Jakarta (ANTARA) - Wakil Ketua Lembaga Perlindungan Saksi dan Korban (LPSK) Edwin Partogi Pasaribu mengatakan rehabilitasi 3.962 korban pelanggaran hak asasi manusia (HAM) berat yang dilakukan pihaknya dalam 10 tahun terakhir bukan merupakan impunitas atau pembebasan hukuman kepada pelaku.
Edwin Partogi Pasaribu, berdasarkan keterangan tertulis yang diterima di Jakarta, Jumat, menegaskan rehabilitasi yang dilakukan LPSK sepanjang tahun 2012-2021 itu bukanlah pengganti bagi para korban untuk mencari kebenaran dan memperjuangkan keadilan.

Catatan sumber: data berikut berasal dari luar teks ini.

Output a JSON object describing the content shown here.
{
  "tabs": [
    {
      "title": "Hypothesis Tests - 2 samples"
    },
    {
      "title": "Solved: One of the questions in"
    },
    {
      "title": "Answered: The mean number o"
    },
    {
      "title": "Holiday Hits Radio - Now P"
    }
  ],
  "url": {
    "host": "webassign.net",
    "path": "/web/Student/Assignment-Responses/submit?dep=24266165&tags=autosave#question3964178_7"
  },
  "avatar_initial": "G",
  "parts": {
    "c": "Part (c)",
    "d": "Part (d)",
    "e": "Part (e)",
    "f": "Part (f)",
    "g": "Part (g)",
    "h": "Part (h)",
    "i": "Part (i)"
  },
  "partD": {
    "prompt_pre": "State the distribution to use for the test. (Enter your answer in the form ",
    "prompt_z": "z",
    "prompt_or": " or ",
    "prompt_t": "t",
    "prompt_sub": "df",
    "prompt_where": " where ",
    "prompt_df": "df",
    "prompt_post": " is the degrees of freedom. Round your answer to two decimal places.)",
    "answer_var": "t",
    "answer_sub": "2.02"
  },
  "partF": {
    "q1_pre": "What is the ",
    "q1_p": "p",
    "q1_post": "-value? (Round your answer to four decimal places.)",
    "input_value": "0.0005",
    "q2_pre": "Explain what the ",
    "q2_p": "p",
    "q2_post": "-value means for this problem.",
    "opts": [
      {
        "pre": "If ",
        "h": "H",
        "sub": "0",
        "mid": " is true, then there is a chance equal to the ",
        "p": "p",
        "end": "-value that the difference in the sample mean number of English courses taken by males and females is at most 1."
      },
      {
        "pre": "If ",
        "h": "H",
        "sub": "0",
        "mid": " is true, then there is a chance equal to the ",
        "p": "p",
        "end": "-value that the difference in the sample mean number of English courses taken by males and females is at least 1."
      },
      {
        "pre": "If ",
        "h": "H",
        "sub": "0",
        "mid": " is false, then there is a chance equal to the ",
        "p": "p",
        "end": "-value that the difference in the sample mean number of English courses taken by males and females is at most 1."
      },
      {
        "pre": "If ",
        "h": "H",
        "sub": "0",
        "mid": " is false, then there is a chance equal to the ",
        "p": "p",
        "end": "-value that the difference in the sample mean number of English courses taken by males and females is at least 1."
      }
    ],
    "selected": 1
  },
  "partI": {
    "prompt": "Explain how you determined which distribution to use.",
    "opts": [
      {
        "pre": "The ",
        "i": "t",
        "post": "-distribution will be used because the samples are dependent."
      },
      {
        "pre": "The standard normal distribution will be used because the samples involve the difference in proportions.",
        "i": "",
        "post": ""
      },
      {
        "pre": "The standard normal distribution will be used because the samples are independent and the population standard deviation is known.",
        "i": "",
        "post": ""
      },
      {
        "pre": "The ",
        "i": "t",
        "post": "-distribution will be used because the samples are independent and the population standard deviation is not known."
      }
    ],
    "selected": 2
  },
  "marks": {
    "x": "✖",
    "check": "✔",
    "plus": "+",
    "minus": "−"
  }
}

“Kita tetap mendorong negara untuk menyelesaikan persoalan pelanggaran HAM yang berat melalui mekanisme pro yustisia ataupun Komisi Kebenaran dan Rekonsiliasi (KKR),” kata dia pula.
Para korban yang direhabilitasi oleh LPSK, kata Edwin, merupakan korban dari tujuh peristiwa pelanggaran HAM berat. Di antaranya adalah Peristiwa 1965, Penculikan atau Penghilangan Orang secara Paksa 1997-1998, Peristiwa Tanjung Priok 1984, Talangsari Lampung 1989, Jambu Keupok 2003, Simpang Kertas Kraft Aceh (KKA) 1999, dan Rumah Geudong Aceh 1990-1999.
Lalu, rehabilitasi yang diberikan, ujar dia, tersedia dalam beberapa bentuk, seperti layanan bantuan medis, rehabilitasi psikologis, dan rehabilitasi psikososial.
Lebih lanjut, Edwin memaparkan bantuan medis diberikan kepada 3.835 korban, rehabilitasi psikologis kepada 622 korban, dan rehabilitasi psikososial kepada 31 korban.
Di samping itu, ia juga memaparkan persebaran wilayah asal para korban yang direhabilitasi itu.
“Korban pelanggaran HAM berat yang telah direhabilitasi LPSK, domisilinya tersebar di 20 provinsi di Indonesia. Terbanyak berada di Jawa Tengah (2.488), Sumatera Barat (538), Yogyakarta (284), Jawa Barat (178), dan Jawa Timur (152),” kata Edwin.
Selain tujuh peristiwa tersebut, Edwin mengatakan Komnas HAM juga telah menetapkan 8 peristiwa lain sebagai peristiwa pelanggaran HAM berat.
Peristiwa-peristiwa tersebut adalah Penembakan Misterius 1982-1985, Peristiwa Trisakti, Tragedi Semanggi I dan Semanggi II, dan Pembantaian Banyuwangi 1998. Ada pula peristiwa Wasior, Wamena, Paniai (Papua), Timor Timur, dan Abepura.
Khusus peristiwa pelanggaran HAM berat di Timor Timur, Tanjung Priok dan Abepura, ujar Edwin, ketiganya sudah pernah disidangkan melalui Pengadilan HAM. Akan tetapi, semua pelaku yang dihadapkan di muka persidangan divonis bebas.
Edwin berharap sisa masa kepemimpinan Presiden Joko Widodo dapat dimaksimalkan untuk menuntaskan persoalan pelanggaran HAM berat di Indonesia.
“Dalam 3 tahun ke depan kepemimpinan, Presiden Jokowi baiknya menuntaskan PR (pekerjaan rumah) untuk menghadirkan keadilan bagi korban pelanggaran HAM yang berat,” kata Edwin pula.